Patch clamp experiments were performed in the whole-cell configuration. Currents were elicited by a ramp protocol from −100 mV to +100 mV over 50 ms acquired at 0.5 Hz and a holding potential of 0 mV. Inward current amplitudes were extracted at −80 mV, outward currents at +80 mV and plotted versus time. Data were normalized to cell size as pA/pF. Capacitance was measured using the automated capacitance cancellation function of the EPC-9 (HEKA, Lambrecht, Germany). Average cell capacitance for wild type (WT) MEF cells assessed at 0 mM Mg²⁺ was 26.4 pF (n = 5). Average cell capacitance for K1646R mutant MEF under the same conditions as WT was 23.5 pF (n = 5). Values over time were normalized to the cell size measured immediately after whole-cell break-in. Standard extracellular solution contained (in mM): 140 NaCl, 1.5 CaCl₂, 2.8 KCl, 10 HEPES-NaOH, 0.5 Na-EDTA, 11 Glucose (pH 7.2, 300 mOsm). Divalent-free (DVF) extracellular solution contained (in mM): 140 NaCl, 2.8 KCl, 0 MgCl₂, 10 HEPES-NaOH, 1 Na-EDTA, 11 Glucose (pH 7.2, 300 mOsm).
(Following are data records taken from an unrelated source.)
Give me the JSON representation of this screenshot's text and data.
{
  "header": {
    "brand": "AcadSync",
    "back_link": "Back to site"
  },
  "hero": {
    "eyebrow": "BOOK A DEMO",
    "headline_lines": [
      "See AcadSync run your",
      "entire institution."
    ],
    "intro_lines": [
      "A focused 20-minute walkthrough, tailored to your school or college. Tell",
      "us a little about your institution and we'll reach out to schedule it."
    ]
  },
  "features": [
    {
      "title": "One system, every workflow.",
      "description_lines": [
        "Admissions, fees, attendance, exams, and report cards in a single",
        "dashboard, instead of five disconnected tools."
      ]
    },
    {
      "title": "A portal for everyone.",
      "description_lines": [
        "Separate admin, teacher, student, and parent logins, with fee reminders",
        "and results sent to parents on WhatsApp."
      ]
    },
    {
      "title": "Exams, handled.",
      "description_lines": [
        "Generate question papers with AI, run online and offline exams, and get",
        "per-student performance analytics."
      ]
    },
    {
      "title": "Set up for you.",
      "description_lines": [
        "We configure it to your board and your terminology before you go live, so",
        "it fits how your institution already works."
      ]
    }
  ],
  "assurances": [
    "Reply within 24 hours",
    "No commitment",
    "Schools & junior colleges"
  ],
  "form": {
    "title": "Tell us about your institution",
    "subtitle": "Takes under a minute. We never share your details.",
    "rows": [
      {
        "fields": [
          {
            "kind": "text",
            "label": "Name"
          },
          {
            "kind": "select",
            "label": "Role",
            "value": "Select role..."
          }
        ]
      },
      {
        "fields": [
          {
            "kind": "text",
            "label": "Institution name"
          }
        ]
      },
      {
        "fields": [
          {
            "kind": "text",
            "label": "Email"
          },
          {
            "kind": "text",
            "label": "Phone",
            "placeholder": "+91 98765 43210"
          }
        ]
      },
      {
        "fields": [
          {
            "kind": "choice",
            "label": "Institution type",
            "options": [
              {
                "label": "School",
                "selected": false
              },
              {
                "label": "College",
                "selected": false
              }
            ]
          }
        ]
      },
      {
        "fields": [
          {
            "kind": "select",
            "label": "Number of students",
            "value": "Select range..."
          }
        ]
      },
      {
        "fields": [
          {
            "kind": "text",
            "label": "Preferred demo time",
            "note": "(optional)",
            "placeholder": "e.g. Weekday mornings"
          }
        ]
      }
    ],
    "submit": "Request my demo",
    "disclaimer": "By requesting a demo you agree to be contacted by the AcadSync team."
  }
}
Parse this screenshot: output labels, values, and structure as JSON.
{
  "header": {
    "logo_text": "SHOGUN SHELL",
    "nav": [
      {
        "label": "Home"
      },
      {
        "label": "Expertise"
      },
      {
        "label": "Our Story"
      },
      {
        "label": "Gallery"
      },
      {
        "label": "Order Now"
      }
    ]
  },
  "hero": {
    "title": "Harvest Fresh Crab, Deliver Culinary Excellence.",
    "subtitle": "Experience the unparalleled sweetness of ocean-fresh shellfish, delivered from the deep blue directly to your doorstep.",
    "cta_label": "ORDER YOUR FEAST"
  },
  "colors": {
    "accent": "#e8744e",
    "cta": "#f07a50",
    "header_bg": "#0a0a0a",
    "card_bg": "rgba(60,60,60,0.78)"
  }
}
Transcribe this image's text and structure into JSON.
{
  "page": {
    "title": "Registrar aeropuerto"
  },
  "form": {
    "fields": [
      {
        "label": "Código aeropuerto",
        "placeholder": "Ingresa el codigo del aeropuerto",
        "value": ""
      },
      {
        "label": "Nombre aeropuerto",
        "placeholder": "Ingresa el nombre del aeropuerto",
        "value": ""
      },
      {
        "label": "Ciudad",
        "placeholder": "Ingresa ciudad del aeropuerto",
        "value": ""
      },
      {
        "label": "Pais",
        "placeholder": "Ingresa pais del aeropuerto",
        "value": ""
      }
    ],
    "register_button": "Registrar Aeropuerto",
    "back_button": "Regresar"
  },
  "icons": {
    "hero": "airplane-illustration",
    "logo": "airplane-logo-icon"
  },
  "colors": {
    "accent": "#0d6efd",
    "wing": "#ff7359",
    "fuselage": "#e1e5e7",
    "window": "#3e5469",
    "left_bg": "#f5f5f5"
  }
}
Intracellular solution contained (in mM): 120 Cs-glutamate, 8 NaCl, 10 HEPES-CsOH, 10 Cs-BAPTA and appropriate amount of MgCl₂ was added, as calculated with WebMaxC (Chris Patton, Stanford) (pH 7.2, 300 mOsm). The intracellular solution for the divalent free (DVF) extracellular solution experiment contained (in mM): 120 Cs-glutamate, 8 NaCl, 10 HEPES-CsOH, 10 Cs-BAPTA, 1 Na-EDTA (pH 7.2, 300 mOsm). A dose response curve fit was performed on wild type and K1646R mutant TRPM7 currents extracted from cells perfused with increasing Mg²⁺ concentrations using the following fit function: I = (I_max *(1/(1 + (IC₅₀/x)ˆn))); where I is current, I_max is the maximal current amplitude, IC₅₀ is half maximal inhibitory concentration and n is the Hill coefficient. Development of outward currents was quantitated for maximal current size, time to half-maximal current and rate of current development using a sigmoidal curve fit function with I = I_Base + (I_max/(1 + exp((t_1/2 − x)/τ))); where I is current, I_Base is the baseline current, I_max is the maximal current amplitude, exp is exponent, t_1/2 is the time to half-maximal current and τ is the rate of current development. Statistical analysis was performed using Student's t-test.